Inertial Effects on the Stress Generation of Active Fluids

TL;DR

This paper investigates how particle inertia influences the stress generation and collective behavior of self-propelled bodies across different scales, revealing that total stress remains invariant despite individual stress contributions varying with inertia.

Contribution

It introduces the concept that both swim and Reynolds stresses are affected by inertia, but their sum remains constant, highlighting a key consideration for simulations of active matter systems.

Findings

Swimmers generate both swim and Reynolds stresses affecting collective motion.

Particle inertia reduces swim stress and alters phase behavior.
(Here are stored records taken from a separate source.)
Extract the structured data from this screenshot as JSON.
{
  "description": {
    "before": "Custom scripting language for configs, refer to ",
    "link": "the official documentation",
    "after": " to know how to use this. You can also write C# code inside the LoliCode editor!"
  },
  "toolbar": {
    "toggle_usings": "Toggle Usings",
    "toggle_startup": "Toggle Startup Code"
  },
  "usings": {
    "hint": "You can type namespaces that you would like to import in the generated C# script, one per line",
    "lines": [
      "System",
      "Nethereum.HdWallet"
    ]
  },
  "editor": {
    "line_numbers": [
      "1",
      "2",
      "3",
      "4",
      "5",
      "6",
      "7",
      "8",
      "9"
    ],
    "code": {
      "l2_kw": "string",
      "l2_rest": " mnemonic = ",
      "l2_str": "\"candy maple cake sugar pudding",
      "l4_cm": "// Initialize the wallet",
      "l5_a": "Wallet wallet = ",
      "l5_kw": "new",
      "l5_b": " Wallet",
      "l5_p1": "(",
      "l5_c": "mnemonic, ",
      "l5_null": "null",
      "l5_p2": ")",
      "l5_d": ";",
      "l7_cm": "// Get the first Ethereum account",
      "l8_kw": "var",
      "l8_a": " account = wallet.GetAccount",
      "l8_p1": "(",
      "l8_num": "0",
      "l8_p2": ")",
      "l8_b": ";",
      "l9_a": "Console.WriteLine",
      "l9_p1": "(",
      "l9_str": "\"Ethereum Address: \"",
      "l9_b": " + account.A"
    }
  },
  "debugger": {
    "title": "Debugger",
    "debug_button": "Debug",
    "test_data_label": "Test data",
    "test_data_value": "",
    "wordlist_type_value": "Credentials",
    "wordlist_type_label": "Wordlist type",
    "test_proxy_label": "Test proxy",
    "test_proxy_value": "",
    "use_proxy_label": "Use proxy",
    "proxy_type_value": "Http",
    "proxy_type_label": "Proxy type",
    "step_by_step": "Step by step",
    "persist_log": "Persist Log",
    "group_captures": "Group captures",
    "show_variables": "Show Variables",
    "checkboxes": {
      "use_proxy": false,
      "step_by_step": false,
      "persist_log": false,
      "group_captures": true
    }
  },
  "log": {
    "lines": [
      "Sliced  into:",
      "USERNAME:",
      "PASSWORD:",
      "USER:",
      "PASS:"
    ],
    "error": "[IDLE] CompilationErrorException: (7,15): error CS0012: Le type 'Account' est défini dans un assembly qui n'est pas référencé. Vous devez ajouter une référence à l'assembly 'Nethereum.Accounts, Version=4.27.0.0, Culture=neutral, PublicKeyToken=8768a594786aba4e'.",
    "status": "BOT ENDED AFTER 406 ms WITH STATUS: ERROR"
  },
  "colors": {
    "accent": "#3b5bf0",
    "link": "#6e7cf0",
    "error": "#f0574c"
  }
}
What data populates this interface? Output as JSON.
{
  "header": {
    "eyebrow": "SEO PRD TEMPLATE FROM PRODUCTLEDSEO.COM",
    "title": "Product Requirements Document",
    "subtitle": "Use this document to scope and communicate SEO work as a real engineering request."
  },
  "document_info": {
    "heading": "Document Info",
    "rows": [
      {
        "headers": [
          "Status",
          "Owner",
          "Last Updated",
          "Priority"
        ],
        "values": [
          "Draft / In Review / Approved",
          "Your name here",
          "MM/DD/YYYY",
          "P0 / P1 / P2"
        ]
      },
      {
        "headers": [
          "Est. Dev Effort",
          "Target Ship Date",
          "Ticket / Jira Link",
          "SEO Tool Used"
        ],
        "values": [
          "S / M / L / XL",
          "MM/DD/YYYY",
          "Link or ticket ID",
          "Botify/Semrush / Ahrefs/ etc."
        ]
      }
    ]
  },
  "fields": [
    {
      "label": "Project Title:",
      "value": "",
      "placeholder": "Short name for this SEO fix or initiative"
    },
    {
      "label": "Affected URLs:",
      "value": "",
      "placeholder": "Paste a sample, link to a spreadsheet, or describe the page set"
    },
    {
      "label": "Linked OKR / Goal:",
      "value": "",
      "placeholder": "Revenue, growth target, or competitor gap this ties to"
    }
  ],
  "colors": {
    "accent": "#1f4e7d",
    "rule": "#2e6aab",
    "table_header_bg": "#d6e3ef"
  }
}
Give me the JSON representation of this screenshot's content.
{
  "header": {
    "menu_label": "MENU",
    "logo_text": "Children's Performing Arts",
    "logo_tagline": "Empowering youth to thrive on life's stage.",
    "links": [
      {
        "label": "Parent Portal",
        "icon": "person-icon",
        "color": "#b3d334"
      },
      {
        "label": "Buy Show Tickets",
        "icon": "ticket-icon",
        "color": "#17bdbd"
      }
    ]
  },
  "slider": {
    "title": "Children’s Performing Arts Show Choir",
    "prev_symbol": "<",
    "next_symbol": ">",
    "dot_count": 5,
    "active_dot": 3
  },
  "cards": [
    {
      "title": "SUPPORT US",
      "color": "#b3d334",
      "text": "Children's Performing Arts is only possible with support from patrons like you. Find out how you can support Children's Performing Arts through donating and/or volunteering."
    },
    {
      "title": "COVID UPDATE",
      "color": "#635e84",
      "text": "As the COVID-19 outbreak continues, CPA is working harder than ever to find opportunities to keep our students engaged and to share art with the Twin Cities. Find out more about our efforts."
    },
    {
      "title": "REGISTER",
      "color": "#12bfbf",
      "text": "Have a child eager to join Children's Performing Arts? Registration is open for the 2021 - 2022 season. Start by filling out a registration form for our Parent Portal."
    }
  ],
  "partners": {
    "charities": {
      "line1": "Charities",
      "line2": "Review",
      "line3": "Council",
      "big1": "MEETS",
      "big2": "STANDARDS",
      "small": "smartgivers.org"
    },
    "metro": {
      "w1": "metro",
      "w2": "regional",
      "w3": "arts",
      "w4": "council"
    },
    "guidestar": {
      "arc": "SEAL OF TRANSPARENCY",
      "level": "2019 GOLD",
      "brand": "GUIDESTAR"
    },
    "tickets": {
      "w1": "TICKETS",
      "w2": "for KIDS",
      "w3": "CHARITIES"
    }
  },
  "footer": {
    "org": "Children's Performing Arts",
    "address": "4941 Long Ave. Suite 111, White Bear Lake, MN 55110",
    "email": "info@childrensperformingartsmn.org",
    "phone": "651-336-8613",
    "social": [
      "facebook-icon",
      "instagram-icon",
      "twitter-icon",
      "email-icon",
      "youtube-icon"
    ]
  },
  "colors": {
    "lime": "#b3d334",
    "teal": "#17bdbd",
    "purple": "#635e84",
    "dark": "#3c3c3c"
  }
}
Total stress remains independent of particle inertia.

Abstract

Suspensions of self-propelled bodies generate a unique mechanical stress owing to their motility that impacts their large-scale collective behavior. For microswimmers suspended in a fluid with negligible particle inertia, we have shown that the virial `swim stress' is a useful quantity to understand the rheology and nonequilibrium behaviors of active soft matter systems. For larger self-propelled organisms like fish, it is unclear how particle inertia impacts their stress generation and collective movement. Here, we analyze the effects of finite particle inertia on the mechanical pressure (or stress) generated by a suspension of self-propelled bodies. We find that swimmers of all scales generate a unique `swim stress' and `Reynolds stress' that impacts their collective motion. We discover that particle inertia plays a similar role as confinement in overdamped active Brownian systems, where the reduced run length of the swimmers decreases the swim stress and affects the phase behavior. Although the swim and Reynolds stresses vary individually with the magnitude of particle inertia, the sum of the two contributions is independent of particle inertia. This points to an important concept when computing stresses in computer simulations of nonequilibrium systems---the Reynolds and the virial stresses must both be calculated to obtain the overall stress generated by a system.